Many in France were still uneasy about linking their fate to a country that had conquered and occupied it so recently. Colonial entanglements were still occupying the French, the Belgians and the Dutch. Britain showed scarcely any interest, smarting from humiliation in Suez but turned still to Empire.
If the European project was born in Rome, it had been conceived six years earlier in Paris when Germany and France signed a treaty forming a common coal and steel community with other countries.
Paul Collowald was a French journalist reporting for Le Monde newspaper on the genesis of the European project. He interviewed French Foreign Minister Robert Schuman about his 1950 declaration outlining a vision of a community of nations.
"The Schuman declaration was 36 typed lines on an A4 page. Therein, was a text, a vision and a political will," said Collowald. "Nowadays, you get 10 texts, no vision and no political will."
SEEING OFF THE TRUCKS
The vision has waxed and waned almost cyclically. With the expansion to take in former Soviet client states after the collapse of communism, it took on a pan-European rather than a western European aspect.
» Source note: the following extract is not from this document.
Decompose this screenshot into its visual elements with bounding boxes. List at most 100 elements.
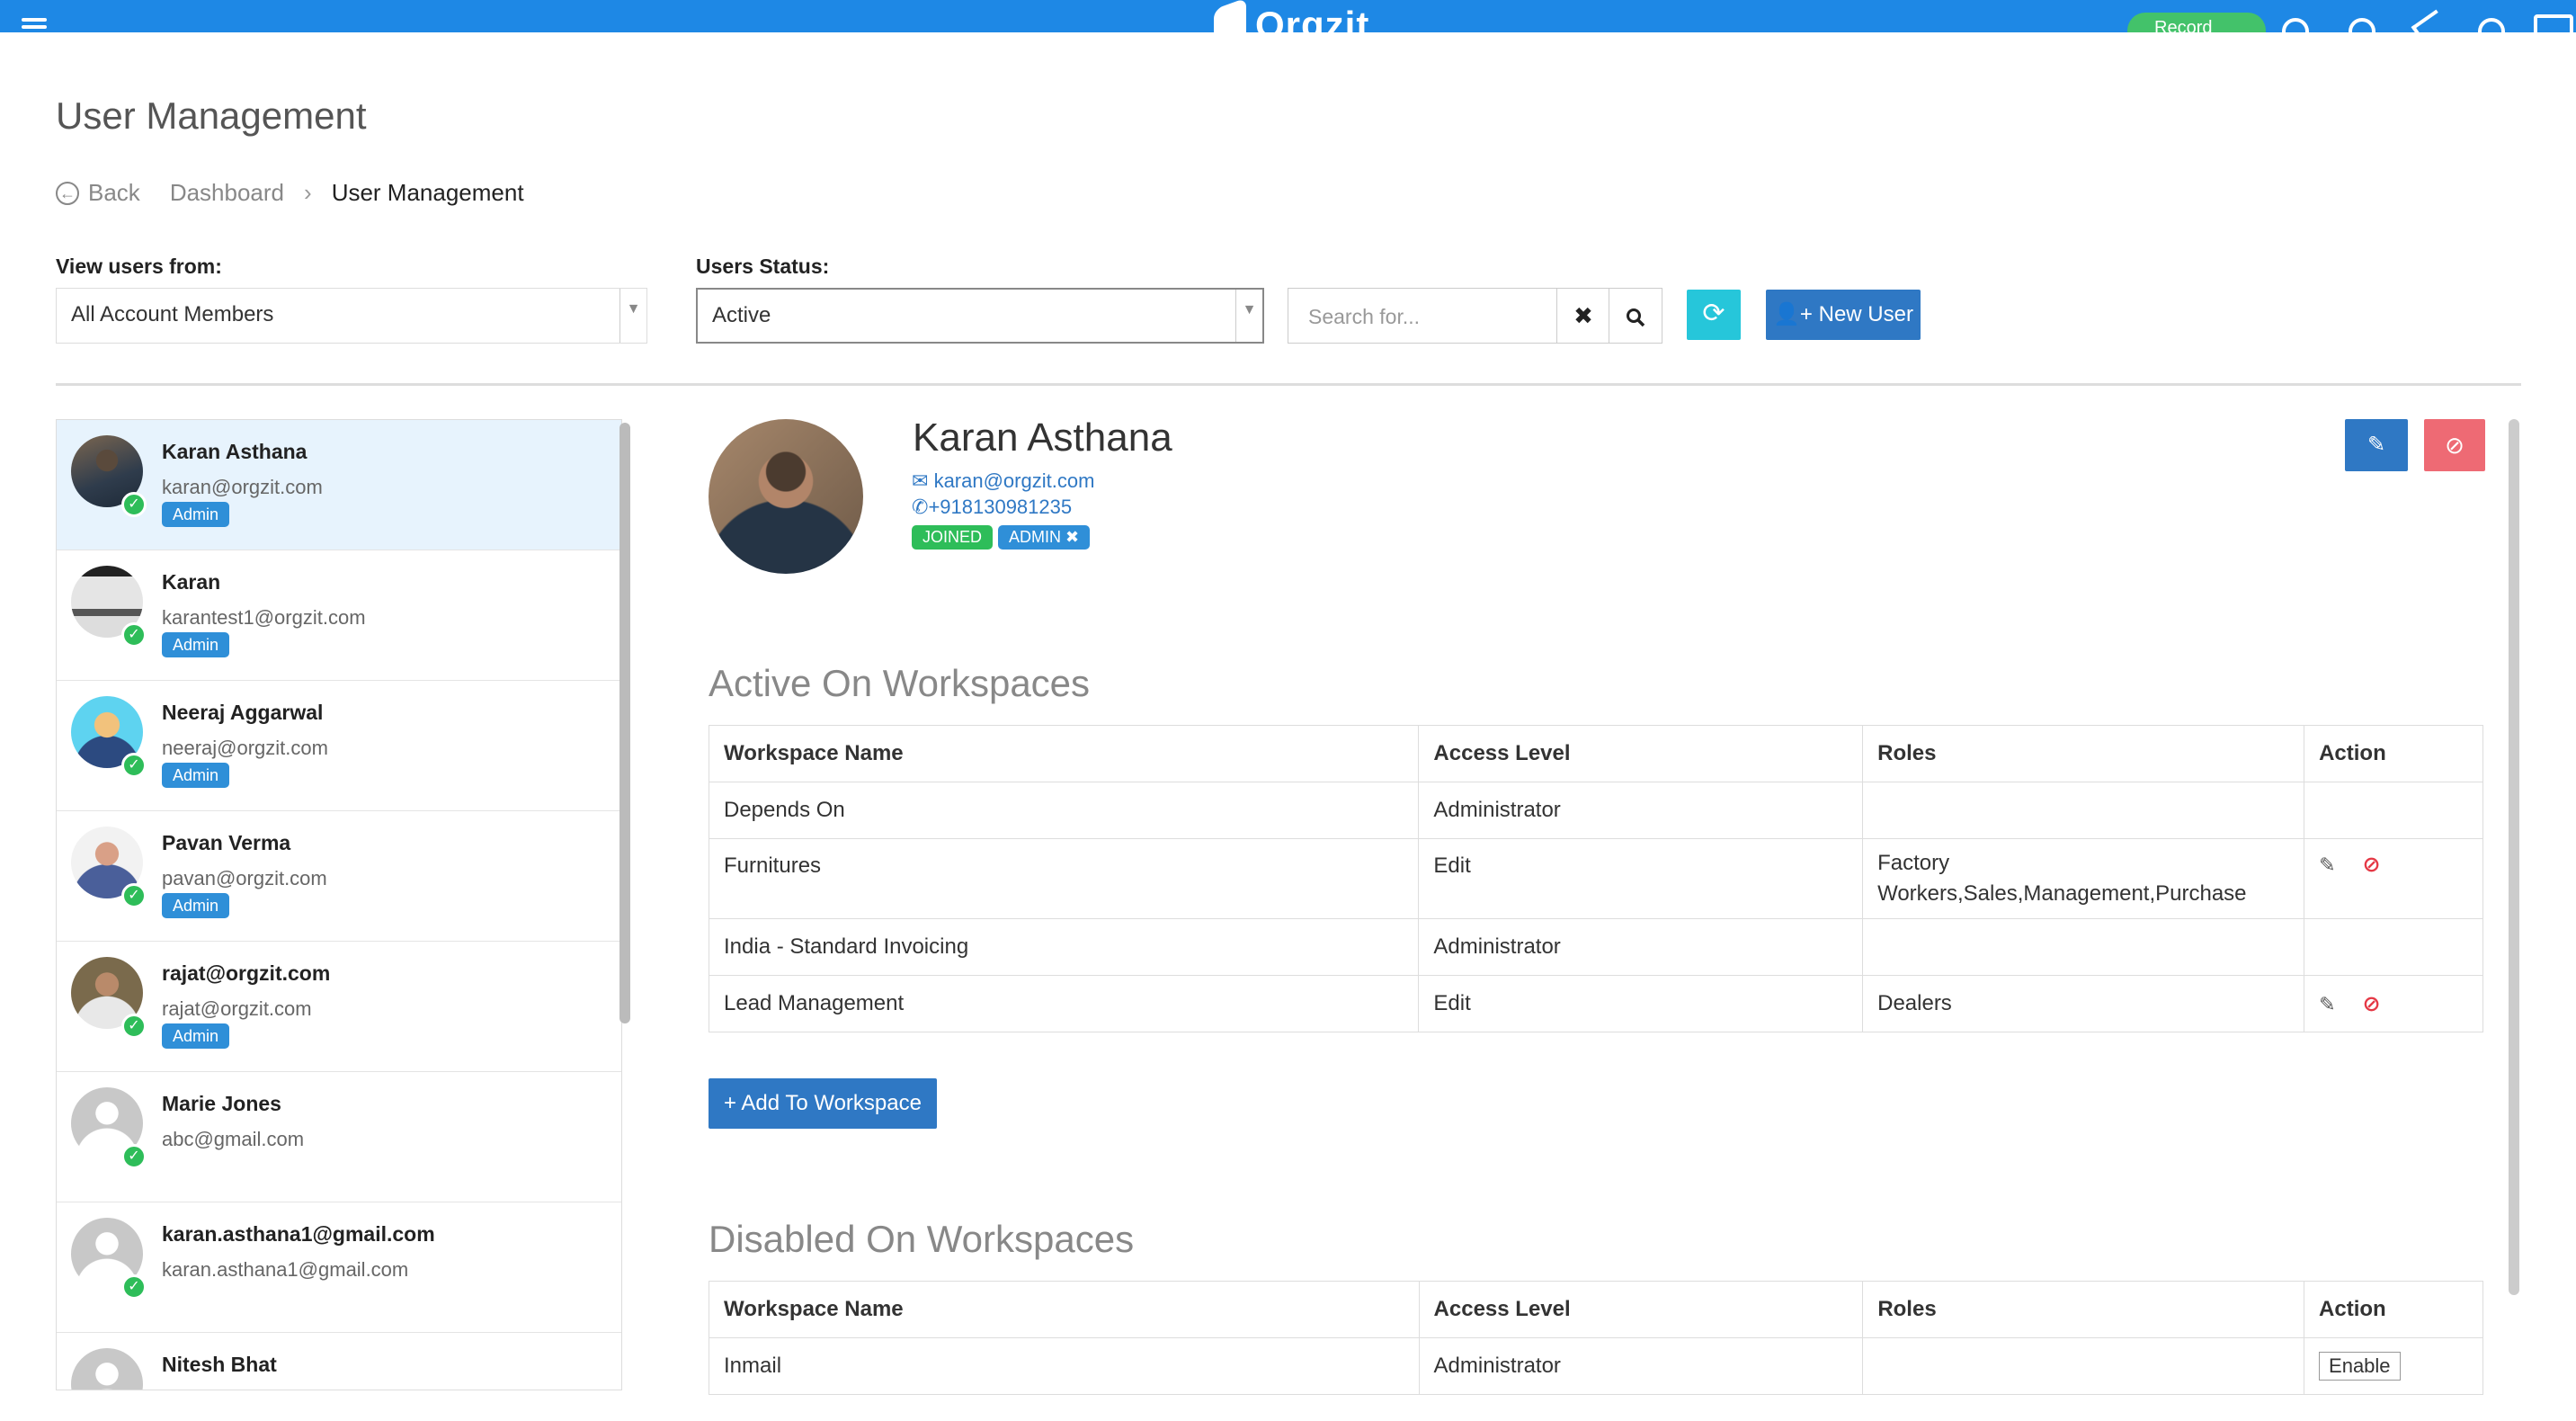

The seeds of the current euro crisis, however, were sown in a weakening of the push to political integration in a later Maastricht treaty.
Johnny-come-latelies such as Britain may never have subscribed with such enthusiasm as Germany to the vision of tempering national vanities with European aspirations. Their ideas remain grounded in more sobre notions of a trading community of sovereign nations.
Von Mach recalls seeing off the trucks that took the boxes with the typed copies of the treaty, her five months' work, off toward Rome. Years later she heard tell that not all went as smoothly as it might have in the Palazzo dei Conservatori.
The documents had been misdirected and delayed. In Rome, the printers had trouble getting the text set onto the ceremonial paper for the leaders of France, Germany, Belgium, Italy, Luxembourg and the Netherlands to sign. The deadline was missed.
"It turns out they signed a blank piece of paper," she says with a laugh. "There was only the title page and the signature page."
Von Mach is saddened that the chateau bears little reference, beyond a modest plaque, to the events she lived through and their place in the history of the European project. But she has lost none of the pan-European zeal that marked her days at Chateau de Val Duchesse and sees the European dream surviving the trials of the euro crisis.
"Those days...would make a movie," she says.
She shares the optimism of her friend and fellow European Paul Collowald.
"I am an impatient and worried European but I've not given up hope," Collowald says. "In Chinese, when you draw the word crisis, the image means risk and opportunity at the same time."